Biochemical reactions were performed using VITEK 2 system resulted in 8 isolates of P.multocida were identified. Isolates of P. multocida were found to be virulent with death times recorded at 24 h and 48 h. Heart blood smear, liver and spleen impression smears revealed characteristic bipolar organisms using Giemsa staining. The isolates showed typical culture for P. multocida Molecular identification using muliplex PCR isolates gave bands at 460 bp which are characteristic to Pasteurella subspecies multocida with an incidence of (2.6%) which in turn belong to capsular type A (1044 bp).
Phenotypic pattern of sensitivity and resistance of isolates was assessed using antibacterial agents and determined by two methods:-
A- The disc diffusion technique: according to inhibition zone the most effective antibiotics were amoxicillin, doxycycline, Flumequine. Strains showed an intermediate sensitivity toward gentamicin and sulfamethoxazole and Trimethoprim, while there were high resistant to Oxytetracycline streptomycin, chloramphenicol, ampicillin, erythromycin, Spectinomycin and Cephradine.

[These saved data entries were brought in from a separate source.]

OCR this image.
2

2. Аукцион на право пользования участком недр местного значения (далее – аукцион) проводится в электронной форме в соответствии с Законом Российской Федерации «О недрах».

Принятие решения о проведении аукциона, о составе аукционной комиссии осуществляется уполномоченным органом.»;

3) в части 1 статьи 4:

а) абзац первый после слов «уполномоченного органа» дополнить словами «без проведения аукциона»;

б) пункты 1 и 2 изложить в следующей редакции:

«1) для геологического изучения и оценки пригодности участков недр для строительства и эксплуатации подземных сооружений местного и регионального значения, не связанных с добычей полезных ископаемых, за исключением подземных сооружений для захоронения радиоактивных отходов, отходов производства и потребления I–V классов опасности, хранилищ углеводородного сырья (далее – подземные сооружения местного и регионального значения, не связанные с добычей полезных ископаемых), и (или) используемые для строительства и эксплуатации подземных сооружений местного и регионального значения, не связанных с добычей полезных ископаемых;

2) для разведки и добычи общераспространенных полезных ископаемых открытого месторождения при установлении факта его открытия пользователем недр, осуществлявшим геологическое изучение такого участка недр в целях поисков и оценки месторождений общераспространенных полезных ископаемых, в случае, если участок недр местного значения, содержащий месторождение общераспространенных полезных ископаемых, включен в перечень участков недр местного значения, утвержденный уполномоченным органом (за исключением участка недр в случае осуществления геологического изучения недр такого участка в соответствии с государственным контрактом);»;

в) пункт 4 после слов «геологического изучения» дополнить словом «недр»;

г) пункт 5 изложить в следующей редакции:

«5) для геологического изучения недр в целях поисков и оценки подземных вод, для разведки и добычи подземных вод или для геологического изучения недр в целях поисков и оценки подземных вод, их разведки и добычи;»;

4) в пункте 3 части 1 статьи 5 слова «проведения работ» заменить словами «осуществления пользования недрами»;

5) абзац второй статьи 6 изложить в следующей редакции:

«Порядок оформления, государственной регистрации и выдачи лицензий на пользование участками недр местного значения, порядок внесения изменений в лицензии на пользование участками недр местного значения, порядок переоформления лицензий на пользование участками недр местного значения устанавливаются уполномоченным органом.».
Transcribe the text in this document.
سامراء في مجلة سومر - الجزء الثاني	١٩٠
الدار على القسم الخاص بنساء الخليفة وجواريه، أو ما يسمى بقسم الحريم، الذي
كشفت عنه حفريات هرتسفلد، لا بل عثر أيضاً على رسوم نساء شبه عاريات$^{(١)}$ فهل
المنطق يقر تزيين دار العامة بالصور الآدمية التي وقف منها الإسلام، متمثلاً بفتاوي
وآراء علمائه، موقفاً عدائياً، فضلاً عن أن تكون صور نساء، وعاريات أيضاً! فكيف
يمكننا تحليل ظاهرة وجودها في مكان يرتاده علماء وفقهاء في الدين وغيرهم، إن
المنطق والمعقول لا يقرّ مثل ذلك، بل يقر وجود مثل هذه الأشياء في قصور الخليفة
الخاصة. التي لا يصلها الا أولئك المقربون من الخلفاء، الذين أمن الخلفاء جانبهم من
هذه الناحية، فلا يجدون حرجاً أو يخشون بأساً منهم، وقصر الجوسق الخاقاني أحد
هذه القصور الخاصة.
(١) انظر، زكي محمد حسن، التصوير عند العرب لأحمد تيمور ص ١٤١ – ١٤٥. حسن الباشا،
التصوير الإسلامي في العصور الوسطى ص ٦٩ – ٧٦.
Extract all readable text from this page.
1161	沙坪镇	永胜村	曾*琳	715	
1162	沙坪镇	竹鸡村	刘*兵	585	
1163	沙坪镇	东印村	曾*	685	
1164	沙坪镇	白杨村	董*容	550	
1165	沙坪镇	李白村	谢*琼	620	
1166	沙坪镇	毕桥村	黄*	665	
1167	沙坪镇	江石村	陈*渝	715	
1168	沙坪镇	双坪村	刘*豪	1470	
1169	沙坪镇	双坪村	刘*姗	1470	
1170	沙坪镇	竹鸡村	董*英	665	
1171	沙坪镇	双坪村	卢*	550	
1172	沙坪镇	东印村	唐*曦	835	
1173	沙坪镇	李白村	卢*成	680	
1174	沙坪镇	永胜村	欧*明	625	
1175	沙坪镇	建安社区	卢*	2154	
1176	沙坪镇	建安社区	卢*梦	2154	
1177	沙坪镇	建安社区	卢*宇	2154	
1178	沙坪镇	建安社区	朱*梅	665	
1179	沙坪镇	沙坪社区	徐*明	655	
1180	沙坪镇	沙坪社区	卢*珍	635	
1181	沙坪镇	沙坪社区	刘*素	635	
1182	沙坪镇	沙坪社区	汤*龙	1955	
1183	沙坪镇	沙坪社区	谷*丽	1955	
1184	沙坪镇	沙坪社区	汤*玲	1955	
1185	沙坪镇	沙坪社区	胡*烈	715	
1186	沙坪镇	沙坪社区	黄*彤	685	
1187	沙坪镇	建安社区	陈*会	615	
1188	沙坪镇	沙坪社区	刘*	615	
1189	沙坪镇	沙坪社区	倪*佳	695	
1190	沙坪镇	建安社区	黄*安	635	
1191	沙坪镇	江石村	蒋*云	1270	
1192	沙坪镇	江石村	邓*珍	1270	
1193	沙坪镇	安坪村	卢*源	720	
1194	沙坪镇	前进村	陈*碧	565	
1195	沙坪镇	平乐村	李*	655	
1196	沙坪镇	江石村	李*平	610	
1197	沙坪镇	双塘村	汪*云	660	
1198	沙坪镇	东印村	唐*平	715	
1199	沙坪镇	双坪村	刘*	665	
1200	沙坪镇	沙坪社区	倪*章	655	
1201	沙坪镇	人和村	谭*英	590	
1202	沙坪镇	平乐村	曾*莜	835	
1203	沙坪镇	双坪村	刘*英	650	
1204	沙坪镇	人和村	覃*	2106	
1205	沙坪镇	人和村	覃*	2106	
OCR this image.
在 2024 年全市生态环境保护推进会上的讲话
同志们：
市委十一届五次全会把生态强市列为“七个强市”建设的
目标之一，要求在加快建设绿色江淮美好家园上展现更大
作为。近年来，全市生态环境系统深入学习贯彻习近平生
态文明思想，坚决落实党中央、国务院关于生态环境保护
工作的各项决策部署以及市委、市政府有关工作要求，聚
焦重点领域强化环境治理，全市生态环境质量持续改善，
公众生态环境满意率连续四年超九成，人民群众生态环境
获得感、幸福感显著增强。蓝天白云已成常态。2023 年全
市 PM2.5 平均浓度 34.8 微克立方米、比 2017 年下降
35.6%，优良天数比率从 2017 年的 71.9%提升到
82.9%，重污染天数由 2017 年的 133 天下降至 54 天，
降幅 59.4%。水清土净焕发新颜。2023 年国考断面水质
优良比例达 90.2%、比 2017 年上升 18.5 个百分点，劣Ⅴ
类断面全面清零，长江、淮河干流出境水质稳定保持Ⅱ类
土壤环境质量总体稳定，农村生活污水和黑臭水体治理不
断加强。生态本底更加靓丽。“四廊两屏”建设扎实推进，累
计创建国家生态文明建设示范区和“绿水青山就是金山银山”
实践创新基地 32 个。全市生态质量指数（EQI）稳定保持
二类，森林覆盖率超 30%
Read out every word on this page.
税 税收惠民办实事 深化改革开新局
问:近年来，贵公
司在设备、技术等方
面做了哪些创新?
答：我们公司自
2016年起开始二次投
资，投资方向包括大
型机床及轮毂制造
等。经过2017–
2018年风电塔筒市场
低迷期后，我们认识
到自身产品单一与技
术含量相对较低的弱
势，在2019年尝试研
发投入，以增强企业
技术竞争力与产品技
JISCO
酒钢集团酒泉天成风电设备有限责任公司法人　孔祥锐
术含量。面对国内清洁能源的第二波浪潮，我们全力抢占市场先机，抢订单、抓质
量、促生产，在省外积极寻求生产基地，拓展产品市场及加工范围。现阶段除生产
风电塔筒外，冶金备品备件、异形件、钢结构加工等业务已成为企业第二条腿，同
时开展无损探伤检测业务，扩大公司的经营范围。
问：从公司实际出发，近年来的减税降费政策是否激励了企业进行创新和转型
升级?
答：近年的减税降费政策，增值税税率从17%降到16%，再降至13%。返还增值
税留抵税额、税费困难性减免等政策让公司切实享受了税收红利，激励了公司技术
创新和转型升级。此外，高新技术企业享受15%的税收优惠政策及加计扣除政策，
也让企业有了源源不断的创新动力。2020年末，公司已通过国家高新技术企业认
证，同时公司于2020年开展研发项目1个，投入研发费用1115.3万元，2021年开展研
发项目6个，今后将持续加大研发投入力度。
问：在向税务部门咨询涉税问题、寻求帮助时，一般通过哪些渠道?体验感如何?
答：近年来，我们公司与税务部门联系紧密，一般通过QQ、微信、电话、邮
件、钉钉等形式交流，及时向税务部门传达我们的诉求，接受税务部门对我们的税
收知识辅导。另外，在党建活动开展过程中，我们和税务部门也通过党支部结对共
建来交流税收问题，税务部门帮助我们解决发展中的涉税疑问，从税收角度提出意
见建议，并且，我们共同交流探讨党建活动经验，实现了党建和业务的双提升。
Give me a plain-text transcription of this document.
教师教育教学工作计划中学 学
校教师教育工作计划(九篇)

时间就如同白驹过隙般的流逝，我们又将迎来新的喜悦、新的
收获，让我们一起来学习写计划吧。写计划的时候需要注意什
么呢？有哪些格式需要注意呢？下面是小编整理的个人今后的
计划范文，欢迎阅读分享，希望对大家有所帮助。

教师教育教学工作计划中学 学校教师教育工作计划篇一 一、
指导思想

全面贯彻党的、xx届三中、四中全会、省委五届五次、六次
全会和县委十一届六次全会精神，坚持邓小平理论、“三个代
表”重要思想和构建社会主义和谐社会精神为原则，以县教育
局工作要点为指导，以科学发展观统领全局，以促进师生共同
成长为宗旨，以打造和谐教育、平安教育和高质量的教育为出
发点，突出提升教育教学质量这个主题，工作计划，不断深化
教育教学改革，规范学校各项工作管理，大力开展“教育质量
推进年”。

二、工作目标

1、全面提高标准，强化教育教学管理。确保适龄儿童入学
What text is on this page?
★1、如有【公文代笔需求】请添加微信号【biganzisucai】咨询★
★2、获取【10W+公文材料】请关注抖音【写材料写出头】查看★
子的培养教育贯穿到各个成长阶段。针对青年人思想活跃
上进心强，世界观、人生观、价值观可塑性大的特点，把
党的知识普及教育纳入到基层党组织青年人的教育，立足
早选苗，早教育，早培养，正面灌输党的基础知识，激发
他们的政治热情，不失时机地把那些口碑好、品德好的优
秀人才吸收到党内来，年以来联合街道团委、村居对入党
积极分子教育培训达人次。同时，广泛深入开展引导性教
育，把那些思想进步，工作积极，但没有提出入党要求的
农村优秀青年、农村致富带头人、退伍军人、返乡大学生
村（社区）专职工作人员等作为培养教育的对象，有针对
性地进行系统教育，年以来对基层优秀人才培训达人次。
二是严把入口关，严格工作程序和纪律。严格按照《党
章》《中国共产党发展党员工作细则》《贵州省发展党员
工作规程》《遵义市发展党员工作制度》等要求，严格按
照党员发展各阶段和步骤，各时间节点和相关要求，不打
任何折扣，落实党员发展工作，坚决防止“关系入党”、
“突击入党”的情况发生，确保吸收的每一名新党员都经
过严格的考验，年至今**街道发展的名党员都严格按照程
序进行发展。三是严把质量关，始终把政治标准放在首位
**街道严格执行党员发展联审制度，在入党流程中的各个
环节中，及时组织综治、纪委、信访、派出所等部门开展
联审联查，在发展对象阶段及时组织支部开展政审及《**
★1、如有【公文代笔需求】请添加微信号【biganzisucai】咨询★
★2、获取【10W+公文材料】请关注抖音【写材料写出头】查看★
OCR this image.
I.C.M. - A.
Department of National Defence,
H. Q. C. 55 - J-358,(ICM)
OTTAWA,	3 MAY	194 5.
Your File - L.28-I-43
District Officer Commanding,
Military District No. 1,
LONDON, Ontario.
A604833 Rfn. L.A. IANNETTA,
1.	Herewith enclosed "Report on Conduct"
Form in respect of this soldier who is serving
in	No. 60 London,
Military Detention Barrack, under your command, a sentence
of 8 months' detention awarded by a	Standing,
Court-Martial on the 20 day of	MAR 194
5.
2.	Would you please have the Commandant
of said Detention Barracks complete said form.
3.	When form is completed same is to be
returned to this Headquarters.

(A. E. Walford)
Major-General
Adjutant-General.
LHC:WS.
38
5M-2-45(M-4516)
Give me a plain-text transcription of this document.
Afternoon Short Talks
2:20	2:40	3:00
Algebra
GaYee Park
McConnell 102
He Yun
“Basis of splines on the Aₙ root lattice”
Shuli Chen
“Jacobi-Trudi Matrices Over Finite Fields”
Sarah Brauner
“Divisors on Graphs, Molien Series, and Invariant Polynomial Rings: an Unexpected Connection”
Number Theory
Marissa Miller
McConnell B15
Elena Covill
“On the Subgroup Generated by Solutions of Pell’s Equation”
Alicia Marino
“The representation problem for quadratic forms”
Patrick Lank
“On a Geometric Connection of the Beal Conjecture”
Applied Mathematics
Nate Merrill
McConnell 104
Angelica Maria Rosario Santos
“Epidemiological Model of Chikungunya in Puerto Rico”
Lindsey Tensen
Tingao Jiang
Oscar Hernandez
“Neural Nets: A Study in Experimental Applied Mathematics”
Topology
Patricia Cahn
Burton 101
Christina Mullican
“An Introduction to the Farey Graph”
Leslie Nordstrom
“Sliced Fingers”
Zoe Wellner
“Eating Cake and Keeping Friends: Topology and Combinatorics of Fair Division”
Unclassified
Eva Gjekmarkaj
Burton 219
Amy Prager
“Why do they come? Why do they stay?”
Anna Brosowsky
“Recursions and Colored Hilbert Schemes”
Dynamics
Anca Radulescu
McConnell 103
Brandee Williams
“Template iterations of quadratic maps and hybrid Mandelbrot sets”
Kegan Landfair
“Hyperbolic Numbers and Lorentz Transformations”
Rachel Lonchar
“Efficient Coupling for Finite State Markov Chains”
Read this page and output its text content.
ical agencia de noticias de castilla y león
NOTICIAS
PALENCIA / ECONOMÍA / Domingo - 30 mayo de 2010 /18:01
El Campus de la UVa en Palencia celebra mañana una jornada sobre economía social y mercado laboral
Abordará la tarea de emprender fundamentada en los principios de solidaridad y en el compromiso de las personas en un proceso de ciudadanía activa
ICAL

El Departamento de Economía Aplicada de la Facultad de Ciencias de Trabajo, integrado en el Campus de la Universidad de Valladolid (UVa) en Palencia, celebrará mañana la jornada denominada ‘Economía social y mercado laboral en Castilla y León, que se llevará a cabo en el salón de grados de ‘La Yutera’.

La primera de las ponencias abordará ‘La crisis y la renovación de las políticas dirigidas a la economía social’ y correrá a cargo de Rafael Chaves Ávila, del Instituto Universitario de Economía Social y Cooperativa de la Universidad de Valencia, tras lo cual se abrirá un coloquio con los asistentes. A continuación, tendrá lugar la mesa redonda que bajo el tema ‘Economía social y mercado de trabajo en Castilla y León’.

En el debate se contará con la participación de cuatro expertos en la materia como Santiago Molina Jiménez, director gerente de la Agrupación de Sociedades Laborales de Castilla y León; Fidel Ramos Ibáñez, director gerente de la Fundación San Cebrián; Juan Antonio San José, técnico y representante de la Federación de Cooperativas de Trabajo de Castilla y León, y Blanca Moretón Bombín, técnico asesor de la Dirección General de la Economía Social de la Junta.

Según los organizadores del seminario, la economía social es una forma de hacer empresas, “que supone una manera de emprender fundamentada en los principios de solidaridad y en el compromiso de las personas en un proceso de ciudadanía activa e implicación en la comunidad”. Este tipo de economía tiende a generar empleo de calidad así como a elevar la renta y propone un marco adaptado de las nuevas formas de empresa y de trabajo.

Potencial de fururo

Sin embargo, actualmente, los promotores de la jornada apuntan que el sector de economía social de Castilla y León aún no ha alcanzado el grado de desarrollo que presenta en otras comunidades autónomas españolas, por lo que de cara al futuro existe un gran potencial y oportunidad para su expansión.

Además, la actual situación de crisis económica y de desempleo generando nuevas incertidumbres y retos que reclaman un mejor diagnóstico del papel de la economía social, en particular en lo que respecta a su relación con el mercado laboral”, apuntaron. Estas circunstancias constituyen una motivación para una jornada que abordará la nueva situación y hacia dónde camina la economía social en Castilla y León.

B- Determination of minimum inhibitory concentration (MICs): isolates were (100%) resistant to 4 antimicrobials (Lincomycin, erythromycin, sulphaquinxaline, Spectinomycin. All isolates were (87.5%) resistant to 3antimicrobials (streptomycin, Cephradine, florphenicol).All isolates were (100%) sensitive to amoxicillin). All isolates were (87.5%) sensitive to doxycycline .All isolates were (25%) sensitive to gentamicin. Different variations of MICs were detected for resistant strains, whereas the MICs of streptomycin and erythromycin were distinctly higher revealed128 μg/ml, while doxycycline was16μg/ml with50% and was (8 μg/ml) with 37.5% for all isolates.
Antimicrobial resistance phenotypes observed with PCR-positive results revealed 5 isolates harboring multiple resistance genes with 62.5%.A progressive increase of resistance with 75% to erythromycin, streptomycin and 87.5% for amoxicillin while the percentage of resistance to tetracycline was 37.5 %were detected among the P. multocida strains with amplified fragments of 488pb, 685, 1076 and 489pb corresponding to ermX, BlaROB1, tetH and aadA genes respectively.
Experimental infection of P. multocida type A in chickens (group1,sub-group A) produced characteristic mild clinical picture for respiratory system affection consisted of coughing, sneezing and frothy eyes within 48 h and persisted for 9dpi with 8% mortality. Mild septicemic lesions including: white necrotic foci and pinpoint hemorrhages in heart, liver and sever inflammation in pancreas were observed , Heart blood and liver impressions represented characteristic bipolarity of p. multocida stained with Giemsa and typical growth of dew drop, mucoid, non‐haemolytic colonies in sheep blood agar resulted from re-isolation, on the other hand, the treated group 1subgroup B, with PHENOXIPEN®,P. multocida was isolated in decreasing pattern within 3dpt with a lower frequency of clinical and macroscopic lesions. There were neither signs nor gross pathological lesions in the control group.